There’s a week until the Fall 2015 season begins in earnest, so it’s time to look towards the new season, and put behind us a season where I didn’t watch what I was most excited for (will do my best to catch up soon), and found some of the shows I wasn’t excited for to be quite good. Expect a season overview in a week or two.

As always, in these posts I cover shows I plan to follow, or have thoughts on why I will not follow them, or considered following and decided not to. As always, I try to strike a balance between giving you enough information on the show, and telling you why I think it is or isn’t worth watching. Shows ordered by day, and by expectation within the day, as that affects pick status. The “Almost In” category returns, describing shows that I’d pick up in prior seasons, but decided to put aside in order to make more time for backlog, after growing unhappy with how many of the shows I pick up ending up “not worth the time”, let alone “good”.
Much space is given to the people involved with a show, as premises are easy, but execution is hard, and it’s people who are in charge of that.

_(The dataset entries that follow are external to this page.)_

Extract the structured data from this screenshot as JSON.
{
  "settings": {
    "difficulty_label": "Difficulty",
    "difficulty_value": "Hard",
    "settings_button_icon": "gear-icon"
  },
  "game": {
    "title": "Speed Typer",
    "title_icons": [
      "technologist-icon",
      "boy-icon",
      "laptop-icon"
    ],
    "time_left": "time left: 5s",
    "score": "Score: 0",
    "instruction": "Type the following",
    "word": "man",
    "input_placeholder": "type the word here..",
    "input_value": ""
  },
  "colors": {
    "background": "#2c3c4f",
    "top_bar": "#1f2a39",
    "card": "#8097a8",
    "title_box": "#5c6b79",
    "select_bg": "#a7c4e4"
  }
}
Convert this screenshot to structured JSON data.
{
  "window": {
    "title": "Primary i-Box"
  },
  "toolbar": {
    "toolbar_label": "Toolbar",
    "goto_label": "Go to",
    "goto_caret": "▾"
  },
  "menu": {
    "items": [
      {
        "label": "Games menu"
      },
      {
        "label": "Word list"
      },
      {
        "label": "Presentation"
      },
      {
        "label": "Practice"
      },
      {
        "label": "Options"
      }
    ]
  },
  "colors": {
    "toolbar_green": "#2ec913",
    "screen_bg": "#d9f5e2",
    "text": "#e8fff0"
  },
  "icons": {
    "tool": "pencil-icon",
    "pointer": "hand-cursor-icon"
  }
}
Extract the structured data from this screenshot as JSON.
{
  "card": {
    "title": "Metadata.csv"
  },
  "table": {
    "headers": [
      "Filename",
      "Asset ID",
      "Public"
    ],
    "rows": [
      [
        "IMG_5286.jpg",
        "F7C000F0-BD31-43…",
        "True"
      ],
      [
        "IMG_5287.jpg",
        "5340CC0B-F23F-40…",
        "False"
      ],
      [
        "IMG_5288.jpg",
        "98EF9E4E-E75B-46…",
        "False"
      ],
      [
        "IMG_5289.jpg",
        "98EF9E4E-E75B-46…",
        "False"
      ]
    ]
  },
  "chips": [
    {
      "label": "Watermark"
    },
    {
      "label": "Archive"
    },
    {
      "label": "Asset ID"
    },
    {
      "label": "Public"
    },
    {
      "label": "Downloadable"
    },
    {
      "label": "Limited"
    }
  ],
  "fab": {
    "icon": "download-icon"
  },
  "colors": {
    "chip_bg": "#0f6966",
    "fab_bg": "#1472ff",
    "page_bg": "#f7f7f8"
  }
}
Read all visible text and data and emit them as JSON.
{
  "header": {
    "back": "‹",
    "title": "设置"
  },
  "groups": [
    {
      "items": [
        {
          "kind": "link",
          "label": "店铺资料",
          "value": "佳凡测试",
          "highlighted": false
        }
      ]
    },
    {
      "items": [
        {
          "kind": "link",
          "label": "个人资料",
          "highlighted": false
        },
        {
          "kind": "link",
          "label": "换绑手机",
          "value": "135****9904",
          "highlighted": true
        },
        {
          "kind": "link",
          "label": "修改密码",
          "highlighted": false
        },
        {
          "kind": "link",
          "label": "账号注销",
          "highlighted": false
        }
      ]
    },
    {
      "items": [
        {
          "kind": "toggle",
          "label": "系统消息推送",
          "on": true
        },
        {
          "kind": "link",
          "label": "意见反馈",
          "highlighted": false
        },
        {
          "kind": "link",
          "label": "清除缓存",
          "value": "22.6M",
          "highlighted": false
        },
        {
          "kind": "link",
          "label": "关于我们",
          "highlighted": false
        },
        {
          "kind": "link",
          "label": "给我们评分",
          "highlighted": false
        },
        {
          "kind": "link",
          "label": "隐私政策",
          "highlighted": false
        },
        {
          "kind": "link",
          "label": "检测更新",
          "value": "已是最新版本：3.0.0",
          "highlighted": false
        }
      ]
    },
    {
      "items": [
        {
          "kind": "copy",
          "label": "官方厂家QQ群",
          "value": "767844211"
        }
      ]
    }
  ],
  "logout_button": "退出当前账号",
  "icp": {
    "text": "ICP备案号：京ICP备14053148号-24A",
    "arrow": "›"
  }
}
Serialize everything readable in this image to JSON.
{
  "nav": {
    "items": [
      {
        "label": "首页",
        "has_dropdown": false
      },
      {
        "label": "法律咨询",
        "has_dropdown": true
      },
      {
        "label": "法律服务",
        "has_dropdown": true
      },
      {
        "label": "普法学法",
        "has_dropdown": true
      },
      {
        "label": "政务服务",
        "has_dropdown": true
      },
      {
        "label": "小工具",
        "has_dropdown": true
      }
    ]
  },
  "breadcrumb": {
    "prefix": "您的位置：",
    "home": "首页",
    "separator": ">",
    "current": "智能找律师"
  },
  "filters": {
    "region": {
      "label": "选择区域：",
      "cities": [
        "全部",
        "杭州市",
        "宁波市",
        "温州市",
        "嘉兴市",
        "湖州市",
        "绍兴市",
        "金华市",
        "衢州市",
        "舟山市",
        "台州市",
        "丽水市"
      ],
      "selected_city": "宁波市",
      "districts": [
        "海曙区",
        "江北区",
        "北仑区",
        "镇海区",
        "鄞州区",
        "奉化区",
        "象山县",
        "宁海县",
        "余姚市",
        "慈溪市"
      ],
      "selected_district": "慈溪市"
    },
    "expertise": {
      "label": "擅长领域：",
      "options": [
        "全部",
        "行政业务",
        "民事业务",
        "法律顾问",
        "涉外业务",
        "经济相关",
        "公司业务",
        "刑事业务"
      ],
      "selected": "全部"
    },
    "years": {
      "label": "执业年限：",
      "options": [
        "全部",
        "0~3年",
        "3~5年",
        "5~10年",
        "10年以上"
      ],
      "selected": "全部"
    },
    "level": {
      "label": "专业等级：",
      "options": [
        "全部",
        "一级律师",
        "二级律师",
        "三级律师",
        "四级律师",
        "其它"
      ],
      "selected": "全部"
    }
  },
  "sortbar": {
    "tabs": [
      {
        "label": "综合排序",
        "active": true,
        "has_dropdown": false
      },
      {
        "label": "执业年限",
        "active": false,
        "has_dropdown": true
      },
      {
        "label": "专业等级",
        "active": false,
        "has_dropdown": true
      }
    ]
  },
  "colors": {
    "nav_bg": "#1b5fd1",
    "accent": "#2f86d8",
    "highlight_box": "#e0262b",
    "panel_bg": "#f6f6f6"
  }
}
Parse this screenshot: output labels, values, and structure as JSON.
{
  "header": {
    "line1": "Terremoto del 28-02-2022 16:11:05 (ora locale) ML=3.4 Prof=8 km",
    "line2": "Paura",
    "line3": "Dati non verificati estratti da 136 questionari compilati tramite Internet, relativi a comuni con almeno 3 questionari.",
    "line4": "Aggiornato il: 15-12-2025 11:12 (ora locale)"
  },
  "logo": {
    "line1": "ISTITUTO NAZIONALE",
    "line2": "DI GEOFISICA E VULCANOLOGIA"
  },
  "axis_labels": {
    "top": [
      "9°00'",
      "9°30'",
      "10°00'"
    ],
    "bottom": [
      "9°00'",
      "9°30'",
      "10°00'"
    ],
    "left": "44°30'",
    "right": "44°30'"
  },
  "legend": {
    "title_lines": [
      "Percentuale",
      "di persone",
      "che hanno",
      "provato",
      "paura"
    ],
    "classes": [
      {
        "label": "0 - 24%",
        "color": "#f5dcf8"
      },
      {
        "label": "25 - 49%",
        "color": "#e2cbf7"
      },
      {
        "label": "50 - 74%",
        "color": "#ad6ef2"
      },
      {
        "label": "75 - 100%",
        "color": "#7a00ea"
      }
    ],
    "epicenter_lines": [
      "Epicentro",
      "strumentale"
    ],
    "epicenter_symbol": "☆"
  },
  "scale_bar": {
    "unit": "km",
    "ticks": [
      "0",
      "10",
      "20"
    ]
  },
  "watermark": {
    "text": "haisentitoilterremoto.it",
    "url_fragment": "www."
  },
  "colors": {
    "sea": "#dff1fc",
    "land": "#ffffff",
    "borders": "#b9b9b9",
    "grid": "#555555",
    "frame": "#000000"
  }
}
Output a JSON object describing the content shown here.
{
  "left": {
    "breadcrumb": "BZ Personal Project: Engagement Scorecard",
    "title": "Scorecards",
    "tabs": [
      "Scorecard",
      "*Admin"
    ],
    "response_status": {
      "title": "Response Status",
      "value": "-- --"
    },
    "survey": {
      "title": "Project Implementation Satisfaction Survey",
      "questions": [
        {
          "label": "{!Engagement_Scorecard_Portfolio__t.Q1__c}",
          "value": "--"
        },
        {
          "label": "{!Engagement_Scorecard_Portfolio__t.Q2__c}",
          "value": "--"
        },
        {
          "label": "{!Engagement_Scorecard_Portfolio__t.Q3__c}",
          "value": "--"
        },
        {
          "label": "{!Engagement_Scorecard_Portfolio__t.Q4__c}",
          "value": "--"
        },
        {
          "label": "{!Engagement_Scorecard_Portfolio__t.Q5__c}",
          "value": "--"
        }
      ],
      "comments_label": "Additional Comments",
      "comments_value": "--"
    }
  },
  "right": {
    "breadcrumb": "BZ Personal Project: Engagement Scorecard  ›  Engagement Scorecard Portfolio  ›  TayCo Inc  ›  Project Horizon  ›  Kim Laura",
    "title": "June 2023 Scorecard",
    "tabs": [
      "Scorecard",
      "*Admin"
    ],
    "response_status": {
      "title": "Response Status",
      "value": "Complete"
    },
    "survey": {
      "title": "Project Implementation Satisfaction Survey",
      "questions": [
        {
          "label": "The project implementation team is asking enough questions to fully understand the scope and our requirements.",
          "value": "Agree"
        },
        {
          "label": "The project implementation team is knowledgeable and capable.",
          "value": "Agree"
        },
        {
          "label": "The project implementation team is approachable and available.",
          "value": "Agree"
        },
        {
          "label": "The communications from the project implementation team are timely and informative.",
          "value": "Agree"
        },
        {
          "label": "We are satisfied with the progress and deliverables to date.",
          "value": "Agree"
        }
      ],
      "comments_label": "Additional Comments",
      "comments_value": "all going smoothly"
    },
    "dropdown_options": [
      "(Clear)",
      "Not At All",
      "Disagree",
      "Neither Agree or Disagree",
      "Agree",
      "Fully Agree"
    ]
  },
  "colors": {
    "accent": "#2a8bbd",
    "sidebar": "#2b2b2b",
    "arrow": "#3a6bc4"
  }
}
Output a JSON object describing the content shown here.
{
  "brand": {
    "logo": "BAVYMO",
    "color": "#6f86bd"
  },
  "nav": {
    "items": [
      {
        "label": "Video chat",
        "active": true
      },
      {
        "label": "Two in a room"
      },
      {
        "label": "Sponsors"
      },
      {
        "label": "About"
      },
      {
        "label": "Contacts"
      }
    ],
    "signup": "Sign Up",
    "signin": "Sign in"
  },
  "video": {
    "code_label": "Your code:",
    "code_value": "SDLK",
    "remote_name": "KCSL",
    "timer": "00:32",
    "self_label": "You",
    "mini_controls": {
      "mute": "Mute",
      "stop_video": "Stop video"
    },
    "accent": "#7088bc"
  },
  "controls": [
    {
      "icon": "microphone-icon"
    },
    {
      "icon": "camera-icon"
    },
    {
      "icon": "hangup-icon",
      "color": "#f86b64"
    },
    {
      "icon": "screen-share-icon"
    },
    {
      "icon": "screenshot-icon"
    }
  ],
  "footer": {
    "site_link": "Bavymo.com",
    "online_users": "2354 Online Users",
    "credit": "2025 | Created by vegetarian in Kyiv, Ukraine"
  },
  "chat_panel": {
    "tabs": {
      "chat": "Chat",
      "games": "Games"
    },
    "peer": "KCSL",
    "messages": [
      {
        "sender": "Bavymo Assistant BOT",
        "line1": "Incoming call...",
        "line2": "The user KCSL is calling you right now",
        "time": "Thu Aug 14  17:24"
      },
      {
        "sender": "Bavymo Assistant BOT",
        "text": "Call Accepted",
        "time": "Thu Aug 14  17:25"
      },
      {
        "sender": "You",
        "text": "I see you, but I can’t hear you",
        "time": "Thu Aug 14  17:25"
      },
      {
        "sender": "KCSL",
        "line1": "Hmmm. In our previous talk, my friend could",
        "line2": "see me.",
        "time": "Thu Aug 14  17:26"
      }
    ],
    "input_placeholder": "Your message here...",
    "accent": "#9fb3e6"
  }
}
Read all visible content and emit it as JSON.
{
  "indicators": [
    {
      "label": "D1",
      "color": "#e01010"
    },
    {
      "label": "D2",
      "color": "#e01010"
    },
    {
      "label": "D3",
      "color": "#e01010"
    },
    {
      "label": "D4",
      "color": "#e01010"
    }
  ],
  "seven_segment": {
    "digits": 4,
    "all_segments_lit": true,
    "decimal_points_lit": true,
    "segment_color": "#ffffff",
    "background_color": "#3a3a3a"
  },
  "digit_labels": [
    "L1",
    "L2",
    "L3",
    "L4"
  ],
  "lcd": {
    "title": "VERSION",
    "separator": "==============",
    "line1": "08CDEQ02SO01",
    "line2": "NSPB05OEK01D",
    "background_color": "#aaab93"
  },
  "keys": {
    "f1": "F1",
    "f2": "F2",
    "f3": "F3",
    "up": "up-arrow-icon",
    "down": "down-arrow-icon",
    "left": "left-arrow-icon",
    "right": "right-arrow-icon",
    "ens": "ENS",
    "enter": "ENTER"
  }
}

Most of the information about the shows can be had from the helpful Neregate Chart, and what I’ve happened to see on various sites, such as The Cart Driver. Check them out if you want more information, or information on shows I didn’t cover (such as follow-ups to shows I don’t watch).

Sunday:

Concrete Revolutio - A Superhuman Fantasy animeConcrete Revolutio: A Superhuman Fantasy / Concrete Revolutio: Choujin Gensou – All the fantastical creatures of stories, mythologies, and comics come to life, and it’s the Supernatural Bureau’s job to take care of them. The very colourful preview put me in mind of the old X-Men cartoon which is fitting, but also of the French 1997 cartoon Enigma which I was fond of in the past. On the Japanese front, it made me think of Gatchaman Crowds and Tiger and Bunny on one hand, and Hamatora the Animation on the other. It’s definitely stylish, and it’s a sort of setting that lends itself to all sorts of colourful and fun shenanigans that could also house some incisive social critique, as many of the shows I namedropped have done (and often done both).